“噢,原来是这样,奴才明白了,这是皇上在利用那恭亲王奕欣给她服务?”
恭亲王府,他一人独自在书房内来回踱步,思考着刚才同皇上的交谈,分析皇上的用意。
皇上今天推心置腹,讲出一些肺腑之言,大有临危托孤之意。万一皇上崩驾,自己应该如何做呢?

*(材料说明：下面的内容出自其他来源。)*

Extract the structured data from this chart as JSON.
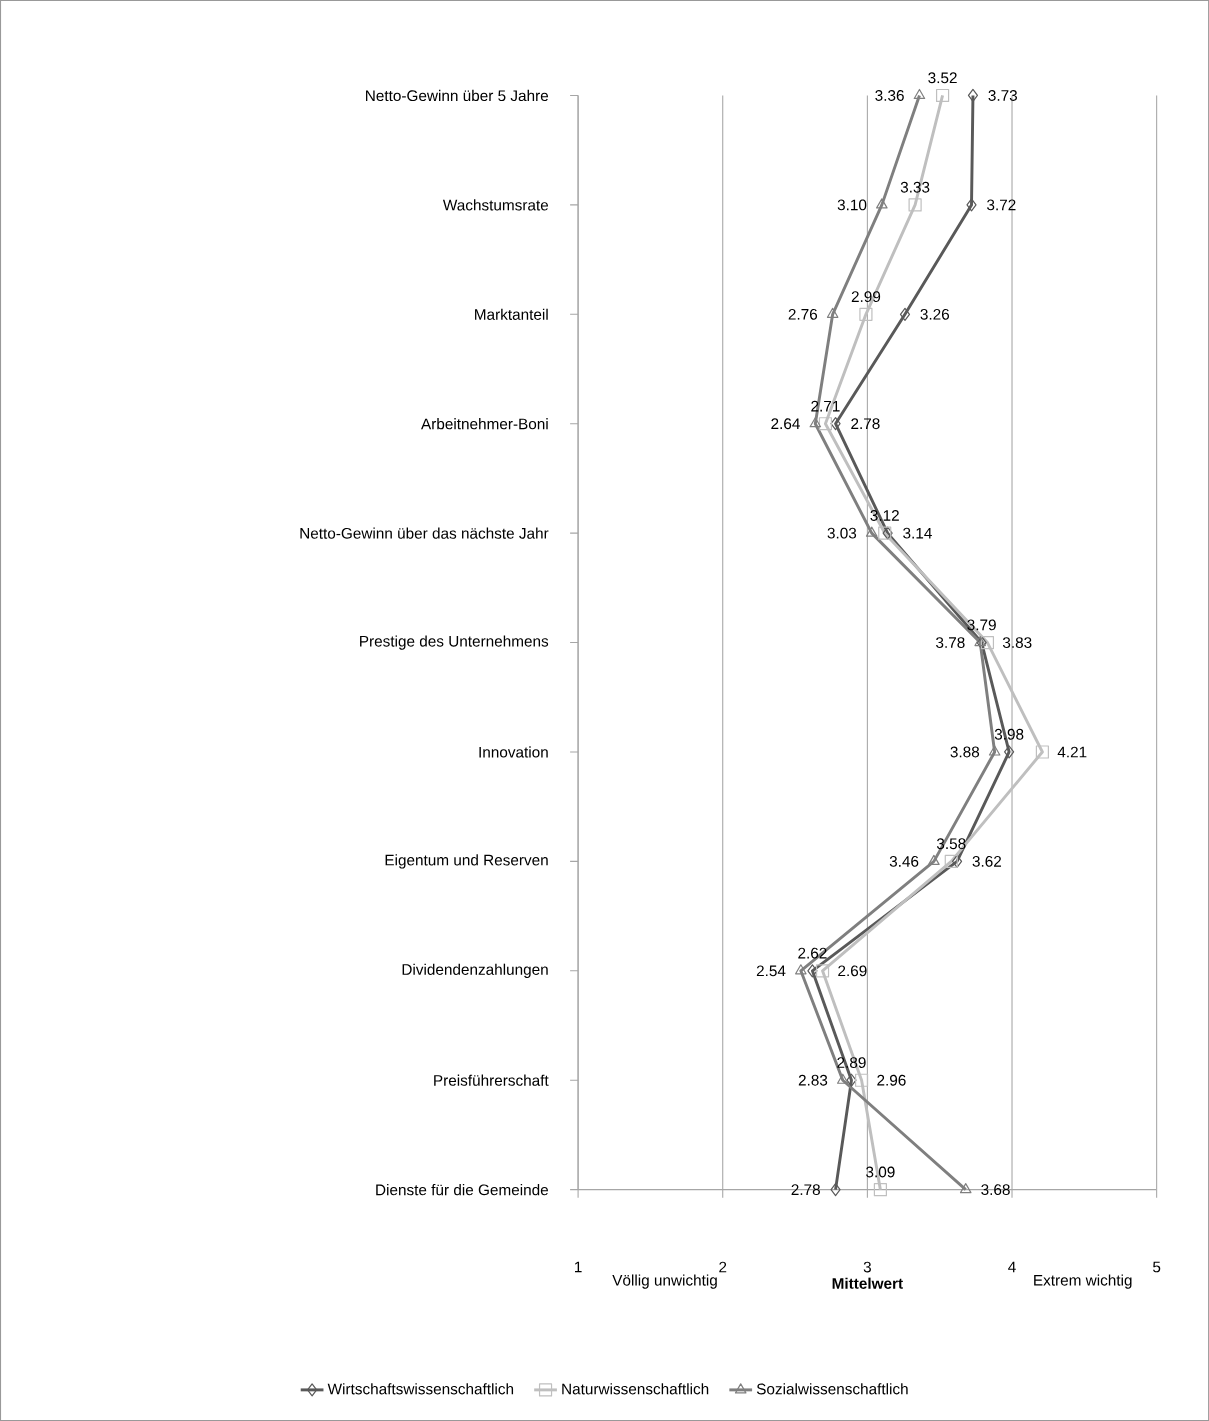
{
  "chart_data": {
    "type": "line",
    "orientation": "horizontal",
    "xlabel": "Mittelwert",
    "categories": [
      "Netto-Gewinn über 5 Jahre",
      "Wachstumsrate",
      "Marktanteil",
      "Arbeitnehmer-Boni",
      "Netto-Gewinn über das nächste Jahr",
      "Prestige des Unternehmens",
      "Innovation",
      "Eigentum und Reserven",
      "Dividendenzahlungen",
      "Preisführerschaft",
      "Dienste für die Gemeinde"
    ],
    "series": [
      {
        "name": "Wirtschaftswissenschaftlich",
        "color": "#595959",
        "marker": "diamond",
        "values": [
          3.73,
          3.72,
          3.26,
          2.78,
          3.14,
          3.79,
          3.98,
          3.62,
          2.62,
          2.89,
          2.78
        ],
        "value_labels": [
          "3.73",
          "3.72",
          "3.26",
          "2.78",
          "3.14",
          "3.79",
          "3.98",
          "3.62",
          "2.62",
          "2.89",
          "2.78"
        ]
      },
      {
        "name": "Naturwissenschaftlich",
        "color": "#bfbfbf",
        "marker": "square",
        "values": [
          3.52,
          3.33,
          2.99,
          2.71,
          3.12,
          3.83,
          4.21,
          3.58,
          2.69,
          2.96,
          3.09
        ],
        "value_labels": [
          "3.52",
          "3.33",
          "2.99",
          "2.71",
          "3.12",
          "3.83",
          "4.21",
          "3.58",
          "2.69",
          "2.96",
          "3.09"
        ]
      },
      {
        "name": "Sozialwissenschaftlich",
        "color": "#7f7f7f",
        "marker": "triangle",
        "values": [
          3.36,
          3.1,
          2.76,
          2.64,
          3.03,
          3.78,
          3.88,
          3.46,
          2.54,
          2.83,
          3.68
        ],
        "value_labels": [
          "3.36",
          "3.10",
          "2.76",
          "2.64",
          "3.03",
          "3.78",
          "3.88",
          "3.46",
          "2.54",
          "2.83",
          "3.68"
        ]
      }
    ],
    "xlim": [
      1,
      5
    ],
    "xticks": [
      1,
      2,
      3,
      4,
      5
    ],
    "grid": "x",
    "legend": "bottom",
    "annotations": [
      "Völlig unwichtig",
      "Extrem wichtig"
    ]
  }
}
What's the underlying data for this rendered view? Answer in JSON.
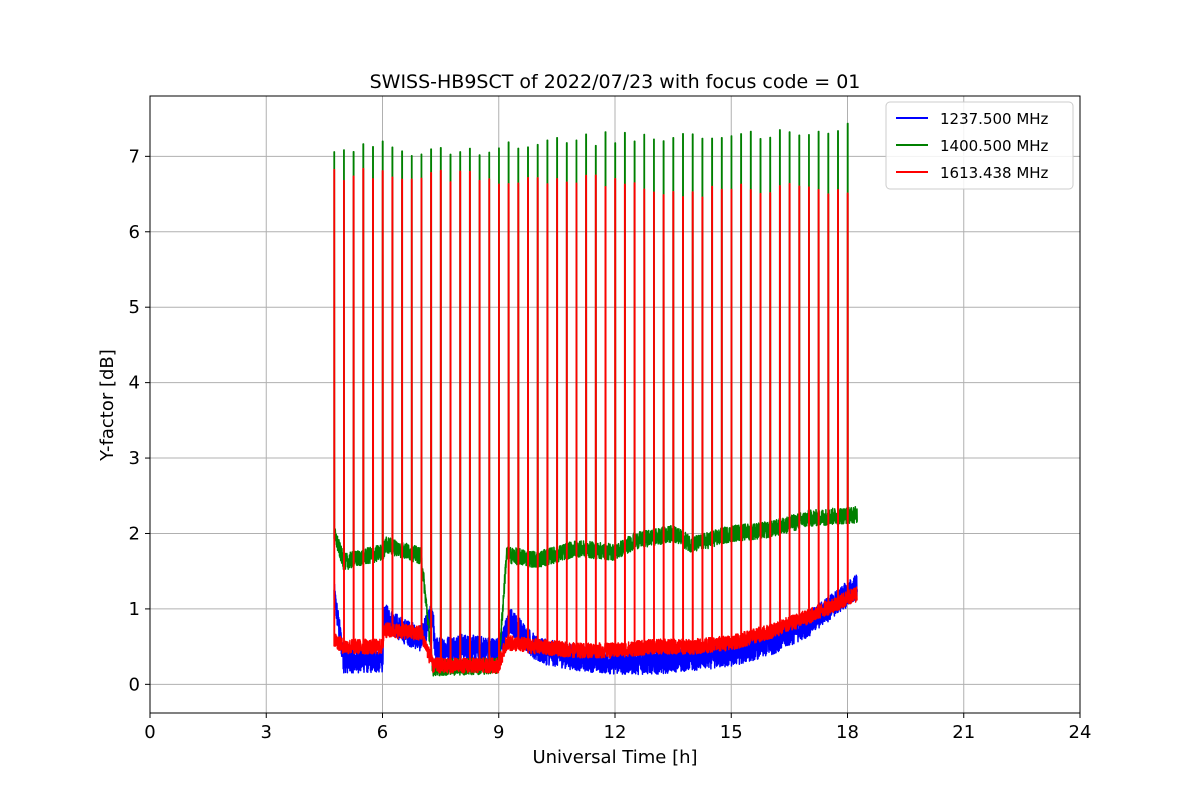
{
  "chart_data": {
    "type": "line",
    "title": "SWISS-HB9SCT of 2022/07/23 with focus code = 01",
    "xlabel": "Universal Time [h]",
    "ylabel": "Y-factor [dB]",
    "xlim": [
      0,
      24
    ],
    "ylim": [
      -0.38,
      7.8
    ],
    "xticks": [
      0,
      3,
      6,
      9,
      12,
      15,
      18,
      21,
      24
    ],
    "yticks": [
      0,
      1,
      2,
      3,
      4,
      5,
      6,
      7
    ],
    "grid": true,
    "legend_position": "top-right",
    "time_range": [
      4.75,
      18.25
    ],
    "calibration_interval_h": 0.25,
    "series": [
      {
        "name": "1237.500 MHz",
        "color": "#0000ff",
        "baseline_points": [
          [
            4.75,
            1.2
          ],
          [
            5.0,
            0.32
          ],
          [
            6.0,
            0.32
          ],
          [
            6.05,
            0.9
          ],
          [
            6.5,
            0.72
          ],
          [
            7.0,
            0.6
          ],
          [
            7.3,
            0.95
          ],
          [
            7.35,
            0.45
          ],
          [
            8.0,
            0.5
          ],
          [
            9.0,
            0.45
          ],
          [
            9.3,
            0.85
          ],
          [
            10.0,
            0.45
          ],
          [
            11.0,
            0.35
          ],
          [
            12.0,
            0.3
          ],
          [
            13.0,
            0.3
          ],
          [
            14.0,
            0.35
          ],
          [
            15.0,
            0.4
          ],
          [
            16.0,
            0.55
          ],
          [
            17.0,
            0.8
          ],
          [
            18.25,
            1.3
          ]
        ],
        "peak": 1.2
      },
      {
        "name": "1400.500 MHz",
        "color": "#008000",
        "baseline_points": [
          [
            4.75,
            2.0
          ],
          [
            5.0,
            1.62
          ],
          [
            6.0,
            1.75
          ],
          [
            6.1,
            1.85
          ],
          [
            7.0,
            1.7
          ],
          [
            7.3,
            0.22
          ],
          [
            9.0,
            0.25
          ],
          [
            9.2,
            1.72
          ],
          [
            10.0,
            1.65
          ],
          [
            11.0,
            1.8
          ],
          [
            12.0,
            1.75
          ],
          [
            12.5,
            1.9
          ],
          [
            13.5,
            2.0
          ],
          [
            14.0,
            1.85
          ],
          [
            15.0,
            2.0
          ],
          [
            16.0,
            2.05
          ],
          [
            17.0,
            2.2
          ],
          [
            18.25,
            2.25
          ]
        ],
        "peak_points": [
          [
            4.75,
            7.1
          ],
          [
            6.0,
            7.2
          ],
          [
            7.0,
            7.05
          ],
          [
            8.0,
            7.1
          ],
          [
            9.0,
            7.1
          ],
          [
            10.0,
            7.15
          ],
          [
            11.0,
            7.2
          ],
          [
            12.0,
            7.25
          ],
          [
            13.0,
            7.25
          ],
          [
            14.0,
            7.3
          ],
          [
            15.0,
            7.3
          ],
          [
            16.0,
            7.3
          ],
          [
            17.0,
            7.35
          ],
          [
            18.0,
            7.35
          ]
        ]
      },
      {
        "name": "1613.438 MHz",
        "color": "#ff0000",
        "baseline_points": [
          [
            4.75,
            0.6
          ],
          [
            5.0,
            0.5
          ],
          [
            6.0,
            0.5
          ],
          [
            6.05,
            0.72
          ],
          [
            7.0,
            0.68
          ],
          [
            7.3,
            0.25
          ],
          [
            9.0,
            0.25
          ],
          [
            9.2,
            0.55
          ],
          [
            10.0,
            0.5
          ],
          [
            11.0,
            0.45
          ],
          [
            12.0,
            0.45
          ],
          [
            13.0,
            0.5
          ],
          [
            14.0,
            0.5
          ],
          [
            15.0,
            0.55
          ],
          [
            16.0,
            0.7
          ],
          [
            17.0,
            0.9
          ],
          [
            18.25,
            1.2
          ]
        ],
        "peak_points": [
          [
            4.75,
            6.75
          ],
          [
            6.0,
            6.8
          ],
          [
            7.0,
            6.72
          ],
          [
            8.0,
            6.75
          ],
          [
            9.0,
            6.72
          ],
          [
            10.0,
            6.72
          ],
          [
            11.0,
            6.7
          ],
          [
            12.0,
            6.65
          ],
          [
            13.0,
            6.5
          ],
          [
            14.0,
            6.5
          ],
          [
            15.0,
            6.55
          ],
          [
            16.0,
            6.6
          ],
          [
            17.0,
            6.6
          ],
          [
            18.0,
            6.55
          ]
        ]
      }
    ]
  }
}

我奕欣虽为皇叔,但由于与慈禧太后的一些隔膜,自己与皇上也并不是关系融洽,心中有时也相互防犯。记得重修圆明园时,自己就和皇上发生了矛盾,还差点连王爵也给丢了。
恭亲王回顾一下和同治皇上这一段时间所发生的事,又仔细思考一下同治帝的这次谈话,决定再到钟粹宫找慈安太后商量一下。
慈安太后也是心神不宁,自从归政后,她虽深居宫中怡养天年,但最近发生的一些事不能不令她内心如焚。
这同治帝虽不是自己的亲生子,但在感情上确胜过她的亲生母后慈禧。
慈安太后一向疼爱同治,关心他的生活,关怀他的健康,体贴他为政的难处,完全用一颗真诚的母爱之心去爱同治,却不同于慈禧用太后的威仪让同治接受自己的呵护。
这月,同治帝一病不起,不仅病情丝毫没有减轻,相反有所加重,怎能不令她心急呢?特别是同治皇上这病,对外也不好意思开口,真是又心疼又气恨。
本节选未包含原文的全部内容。